Analiese’s Reading 5/22
Coral Triangle conservation; who wins with the new climate bill; toughening federal mileage standards; Consumer Reports guide to eco-labeling; and climate change severity much worse than estimated.
Leaders vow to protect Coral Triangle and its people
Manado, Indonesia – Leaders of six Coral Triangle countries promised to take action to safeguard the world’s richest marine resource and some 100 million people depending on it.
The announcement followed a recent WWF report which found that without action on climate change, coral reefs will disappear from the Coral Triangle by the end of the century, the ability of the region’s coastal environments to feed people will decline by 80 per cent, and the livelihoods of around 120 million people will have been lost or severely impacted.

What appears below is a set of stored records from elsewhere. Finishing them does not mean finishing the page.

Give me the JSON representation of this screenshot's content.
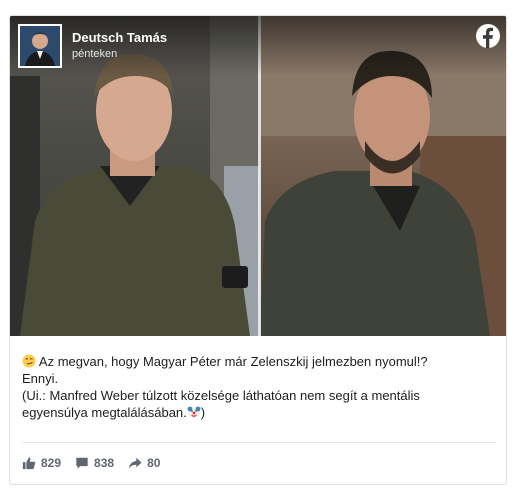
{
  "post": {
    "author": "Deutsch Tamás",
    "time": "pénteken",
    "line1": "Az megvan, hogy Magyar Péter már Zelenszkij jelmezben nyomul!?",
    "line2": "Ennyi.",
    "line3": "(Ui.: Manfred Weber túlzott közelsége láthatóan nem segít a mentális",
    "line4_text": "egyensúlya megtalálásában.",
    "line4_end": ")"
  },
  "stats": {
    "likes": "829",
    "comments": "838",
    "shares": "80"
  },
  "icons": {
    "platform": "facebook-icon",
    "emoji_start": "smirk-emoji-icon",
    "emoji_end": "clown-emoji-icon",
    "like": "thumbs-up-icon",
    "comment": "comment-icon",
    "share": "share-arrow-icon"
  },
  "colors": {
    "text": "#1c1e21",
    "meta": "#606770",
    "border": "#dddfe2"
  }
}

Coal, Electric Industries Big Winners in Climate Bill Deal
Even as House Democrats are celebrating their deal with conservative-leaning colleagues on climate change legislation, the real winners under the compromise have been the coal, electric and auto industries, who are largely the source of the nation’s carbon emissions to begin with.
Details of the compromise are still emerging, but already the chief sponsors of the measure — Reps. Henry Waxman (D-Calif.) and Edward Markey (D-Mass.) — have been forced to lower carbon-reduction targets, cut renewable fuel standards and dole out billions of dollars in benefits to the nation’s largest polluting industries. Many environmentalists say the compromise comes at the too-high cost of undermining the bill’s very purpose, which is to slash emissions dramatically enough to prevent a warming planet from heating further. Some are asking Democrats either to bolster the environmental protections or to scrap the proposal altogether.
US to Limit Greenhouse Gas Emissions From Autos
The Obama administration is expected to announce guidelines Tuesday that will toughen existing federal mileage standards. Automakers have signed off on the plan, sources say.
Consumer Reports Eco-Labeling Website
Consumer Reports has an awesome interaction Eco-label website that provides information on what different types of “green” labels mean (organic, natural, free trade, and so on) and how meaningful they are in terms of indicating that a product is more environmentally friendly than other brands. For instance, you can search the label “organic” and get really detailed information about different organizations that certify products as organic and what their standards are. Or you can search by product (food, household cleaners, and so on) and get more information about the types of labels you’ll often see on them.
Climate Change Odds Much Worse Than Thought
The most comprehensive modeling yet carried out on the likelihood of how much hotter the Earth’s climate will get in this century shows that without rapid and massive action, the problem will be about twice as severe as previously estimated six years ago – and could be even worse than that.